2021-06-25 22:33:43 Written by Jones Jay

On October 26, 2020, a hunter in rural eastern Arizona made a problematic discovery: the body of a teenage girl partly immersed in a floating box. Even stranger, the girl was dressed in what detectives would describe as a “witch’s gown”. Despite the strange situations and the rural area in which the body was found, the girl still has not been recognized, nor has her killer been imprisoned.

Eastern Arizona is a sparsely populated, rural part of the state. Graham County, where the body was found, is 4,641 square miles in area with a community of only 39,000 people. Its biggest town by far, Safford, has a population of 9,500. This is not a county where it is easy for a teenager’s missing to go unnoticed.

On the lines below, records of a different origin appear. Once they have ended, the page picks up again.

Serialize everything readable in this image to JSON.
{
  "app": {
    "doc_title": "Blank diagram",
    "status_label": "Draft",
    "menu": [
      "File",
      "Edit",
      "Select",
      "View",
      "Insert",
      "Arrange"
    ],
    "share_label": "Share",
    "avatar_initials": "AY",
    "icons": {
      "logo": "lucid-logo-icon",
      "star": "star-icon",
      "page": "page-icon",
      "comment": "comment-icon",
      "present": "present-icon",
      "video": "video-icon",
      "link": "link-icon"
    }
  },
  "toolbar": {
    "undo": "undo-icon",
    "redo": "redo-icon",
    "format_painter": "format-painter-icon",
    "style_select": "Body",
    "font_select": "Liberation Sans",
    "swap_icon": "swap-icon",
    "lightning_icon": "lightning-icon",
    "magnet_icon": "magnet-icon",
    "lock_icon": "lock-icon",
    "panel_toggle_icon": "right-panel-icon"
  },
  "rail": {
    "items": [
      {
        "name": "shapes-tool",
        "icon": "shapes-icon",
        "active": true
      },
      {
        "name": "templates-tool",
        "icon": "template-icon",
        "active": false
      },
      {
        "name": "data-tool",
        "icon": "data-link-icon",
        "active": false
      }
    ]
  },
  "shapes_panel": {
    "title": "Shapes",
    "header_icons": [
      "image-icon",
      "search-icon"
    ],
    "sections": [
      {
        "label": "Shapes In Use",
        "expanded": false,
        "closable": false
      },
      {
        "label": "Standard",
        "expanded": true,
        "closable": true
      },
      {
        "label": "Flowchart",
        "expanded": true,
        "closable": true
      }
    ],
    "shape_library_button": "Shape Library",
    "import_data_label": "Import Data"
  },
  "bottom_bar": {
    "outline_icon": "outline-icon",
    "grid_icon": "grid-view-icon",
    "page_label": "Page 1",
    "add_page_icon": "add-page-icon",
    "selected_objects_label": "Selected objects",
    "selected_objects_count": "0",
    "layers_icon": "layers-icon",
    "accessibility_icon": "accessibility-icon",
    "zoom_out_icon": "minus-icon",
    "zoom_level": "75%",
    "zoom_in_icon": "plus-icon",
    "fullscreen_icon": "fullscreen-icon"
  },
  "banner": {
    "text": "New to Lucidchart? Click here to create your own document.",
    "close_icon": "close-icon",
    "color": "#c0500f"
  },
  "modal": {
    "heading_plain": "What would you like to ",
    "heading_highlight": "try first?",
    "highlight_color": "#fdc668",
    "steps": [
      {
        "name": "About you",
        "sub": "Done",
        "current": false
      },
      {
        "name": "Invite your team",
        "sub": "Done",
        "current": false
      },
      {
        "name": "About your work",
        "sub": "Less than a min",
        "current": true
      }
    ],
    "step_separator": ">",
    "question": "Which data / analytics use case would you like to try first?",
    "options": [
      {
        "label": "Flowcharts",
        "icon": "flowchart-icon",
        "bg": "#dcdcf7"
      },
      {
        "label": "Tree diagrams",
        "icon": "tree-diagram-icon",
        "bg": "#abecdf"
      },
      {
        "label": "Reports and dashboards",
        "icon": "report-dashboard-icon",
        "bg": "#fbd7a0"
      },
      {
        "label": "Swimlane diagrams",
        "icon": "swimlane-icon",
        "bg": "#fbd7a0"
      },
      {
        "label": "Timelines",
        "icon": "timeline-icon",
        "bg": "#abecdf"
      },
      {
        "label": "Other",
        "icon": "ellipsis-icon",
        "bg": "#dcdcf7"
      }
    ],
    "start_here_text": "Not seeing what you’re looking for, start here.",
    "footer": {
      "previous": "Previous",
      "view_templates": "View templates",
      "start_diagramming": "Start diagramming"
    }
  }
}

The body was found seven miles outside of Artesia, AZ, and thirteen miles south of Stafford. The floating box in which the girl’s body was submerged is used to water livestock and is fixed within a small corral. Besides the corral, there are no manmade facilities nearby, just desert scrubland.

 

Could the girl have been from a bigger city nearby? Artesia is 1 hour 45 minutes away from Tucson, over 3 hours from Phoenix, and 3 hours from Las Cruces, NM. It is encompassed by miles upon miles of clear desert. If the body had been spotted a couple of hundred feet distant into the desert brush, it likely would never have been discovered. Why would someone take a body so far from the city only to leave it in the one place where it would almost certainly be found finally? If Artesia Doe was killed in the same area where her body was discovered, why was she out there? And why was she dressed as a witch? Was it a Halloween costume or something else completely?

 

It is unbelievable that Artesia Doe was a migrant from Latin America, as this part of Arizona is too far north. Migrants coming in from Mexico usually make their way to Tucson or Phoenix. Even if she were missing, there’s no way she couldn’t have run into I-10 before entering Artesia, which is 90 miles north of the border.

Artesia Doe was possibly between 13 and 17 years old, though she may have been as old as 22. She stood 5’1 tall and had short, light brown hair. Detectives believe she died in 2020, but the actual postmortem interval is unknown. The body was in such a poor situation that weight and eye color could not be determined. Fortunately, facial reconstruction is now accessible through the National Center for Missing and Exploited Children.